Adaptimmune Receives FDA Accelerated Approval for T Cell Receptor Cell Therapy in Rare Soft Tissue Cancer

Approval Details::

The FDA granted accelerated approval to Adaptimmune's TECELRA (afamitresgene autoleucel) for treating adults with unresectable or metastatic synovial sarcoma who have received prior chemotherapy and meet specific HLA and MAGE-A4 antigen criteria.

First of Its Kind::

TECELRA is the first engineered cell therapy approved for a solid tumor cancer in the U.S. and the first new treatment option for synovial sarcoma in over a decade.

Clinical Efficacy::

The approval was based on the SPEARHEAD-1 trial, which showed an overall response rate (ORR) of 43% and a median duration of response of 6 months.

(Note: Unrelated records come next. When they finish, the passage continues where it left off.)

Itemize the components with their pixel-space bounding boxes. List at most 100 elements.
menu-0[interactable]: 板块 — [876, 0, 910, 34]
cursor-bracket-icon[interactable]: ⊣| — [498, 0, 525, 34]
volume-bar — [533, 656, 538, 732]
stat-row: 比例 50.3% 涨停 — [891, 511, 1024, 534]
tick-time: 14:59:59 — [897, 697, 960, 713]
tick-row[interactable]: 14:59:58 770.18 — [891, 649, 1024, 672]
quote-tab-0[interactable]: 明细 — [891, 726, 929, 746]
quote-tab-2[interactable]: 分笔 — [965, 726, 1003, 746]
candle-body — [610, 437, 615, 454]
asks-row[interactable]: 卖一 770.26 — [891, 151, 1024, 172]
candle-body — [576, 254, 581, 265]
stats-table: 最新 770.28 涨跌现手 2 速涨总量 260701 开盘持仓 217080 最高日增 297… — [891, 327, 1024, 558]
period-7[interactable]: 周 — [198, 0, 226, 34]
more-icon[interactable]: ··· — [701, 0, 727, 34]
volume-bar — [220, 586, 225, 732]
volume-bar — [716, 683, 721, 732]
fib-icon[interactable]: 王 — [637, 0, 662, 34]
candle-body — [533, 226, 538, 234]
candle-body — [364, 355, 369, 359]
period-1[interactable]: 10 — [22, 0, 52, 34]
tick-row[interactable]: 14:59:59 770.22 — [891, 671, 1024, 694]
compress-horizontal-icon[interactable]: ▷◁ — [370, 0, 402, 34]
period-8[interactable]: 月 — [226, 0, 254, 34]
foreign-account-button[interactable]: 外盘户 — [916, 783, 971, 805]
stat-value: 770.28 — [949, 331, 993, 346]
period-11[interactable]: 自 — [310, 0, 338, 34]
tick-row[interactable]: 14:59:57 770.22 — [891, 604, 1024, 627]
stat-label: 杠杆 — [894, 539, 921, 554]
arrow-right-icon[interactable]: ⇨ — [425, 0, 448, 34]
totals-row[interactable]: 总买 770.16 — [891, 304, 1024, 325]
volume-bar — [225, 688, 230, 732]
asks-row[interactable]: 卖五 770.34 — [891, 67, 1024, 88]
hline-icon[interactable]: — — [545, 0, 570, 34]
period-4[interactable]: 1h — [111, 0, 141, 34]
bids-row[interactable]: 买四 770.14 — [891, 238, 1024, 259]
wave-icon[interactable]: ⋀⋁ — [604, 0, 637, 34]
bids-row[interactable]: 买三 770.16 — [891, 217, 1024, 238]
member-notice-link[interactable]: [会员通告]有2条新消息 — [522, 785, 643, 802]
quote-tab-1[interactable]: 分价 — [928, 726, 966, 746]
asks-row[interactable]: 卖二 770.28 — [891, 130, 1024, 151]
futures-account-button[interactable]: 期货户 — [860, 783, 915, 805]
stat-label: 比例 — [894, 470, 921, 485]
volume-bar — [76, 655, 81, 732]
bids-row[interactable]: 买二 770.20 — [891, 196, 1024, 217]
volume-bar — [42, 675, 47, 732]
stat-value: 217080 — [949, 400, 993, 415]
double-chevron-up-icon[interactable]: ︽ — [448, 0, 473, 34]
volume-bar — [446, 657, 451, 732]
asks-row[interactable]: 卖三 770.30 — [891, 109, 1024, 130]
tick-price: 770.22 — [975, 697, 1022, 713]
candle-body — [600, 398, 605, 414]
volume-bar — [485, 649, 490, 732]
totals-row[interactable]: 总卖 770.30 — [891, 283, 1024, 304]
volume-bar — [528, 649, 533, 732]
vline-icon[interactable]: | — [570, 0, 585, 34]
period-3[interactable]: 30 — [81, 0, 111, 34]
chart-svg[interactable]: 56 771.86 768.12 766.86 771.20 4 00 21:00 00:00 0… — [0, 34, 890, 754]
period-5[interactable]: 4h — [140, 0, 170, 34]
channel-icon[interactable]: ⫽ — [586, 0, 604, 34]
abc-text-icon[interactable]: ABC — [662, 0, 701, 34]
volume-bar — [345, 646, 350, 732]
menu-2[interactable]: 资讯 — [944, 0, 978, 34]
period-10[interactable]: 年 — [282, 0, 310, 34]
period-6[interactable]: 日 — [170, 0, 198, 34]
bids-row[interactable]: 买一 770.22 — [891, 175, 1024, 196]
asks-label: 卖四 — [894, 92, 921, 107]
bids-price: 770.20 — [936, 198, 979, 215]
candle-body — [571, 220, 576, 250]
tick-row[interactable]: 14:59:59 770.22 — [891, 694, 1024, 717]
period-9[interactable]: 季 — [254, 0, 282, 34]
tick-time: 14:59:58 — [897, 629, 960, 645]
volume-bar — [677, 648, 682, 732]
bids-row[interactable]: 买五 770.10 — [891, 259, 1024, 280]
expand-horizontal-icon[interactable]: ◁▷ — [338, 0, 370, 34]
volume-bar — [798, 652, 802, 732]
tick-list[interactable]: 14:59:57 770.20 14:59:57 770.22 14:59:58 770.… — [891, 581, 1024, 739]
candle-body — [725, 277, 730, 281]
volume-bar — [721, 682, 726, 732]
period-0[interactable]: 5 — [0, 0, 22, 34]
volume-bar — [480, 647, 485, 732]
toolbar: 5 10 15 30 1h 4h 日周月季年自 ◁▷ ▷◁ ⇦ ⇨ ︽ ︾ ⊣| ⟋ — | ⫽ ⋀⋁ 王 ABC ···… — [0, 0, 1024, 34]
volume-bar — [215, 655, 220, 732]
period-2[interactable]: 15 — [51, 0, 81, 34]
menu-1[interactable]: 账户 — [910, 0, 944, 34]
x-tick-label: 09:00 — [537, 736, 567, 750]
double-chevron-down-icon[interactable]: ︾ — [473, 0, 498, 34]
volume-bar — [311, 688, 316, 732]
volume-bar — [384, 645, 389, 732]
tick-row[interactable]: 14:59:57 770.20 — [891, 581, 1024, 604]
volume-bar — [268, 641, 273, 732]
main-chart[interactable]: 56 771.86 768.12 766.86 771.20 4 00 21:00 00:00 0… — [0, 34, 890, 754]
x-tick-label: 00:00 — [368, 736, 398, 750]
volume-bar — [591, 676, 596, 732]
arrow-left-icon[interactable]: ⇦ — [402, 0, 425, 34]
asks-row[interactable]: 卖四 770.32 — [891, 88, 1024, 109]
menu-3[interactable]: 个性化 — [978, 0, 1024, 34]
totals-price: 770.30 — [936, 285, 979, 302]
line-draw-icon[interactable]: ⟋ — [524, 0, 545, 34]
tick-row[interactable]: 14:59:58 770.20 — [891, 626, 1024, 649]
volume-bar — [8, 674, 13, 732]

Treatment and Administration::

TECELRA is administered as a single intravenous dose and is designed to target the MAGE-A4 antigen expressed by cancer cells in synovial sarcoma.

Market and Availability::

The therapy will be available at authorized treatment centers, with Adaptimmune planning to have six to ten centers operational this year and thirty within two years.

Pricing::

TECELRA is priced at $727,000 per dose, reflecting its clinical value for a rare and high-need patient population.

Future Plans::

Adaptimmune plans to submit confirmatory trial results next year to maintain the approval and is advancing other investigational treatments, including lete-cel for sarcoma.

Company Background::

Adaptimmune, founded in 2008, has faced significant challenges but achieved a milestone with this approval, marking a significant step forward in cell therapy for solid tumors.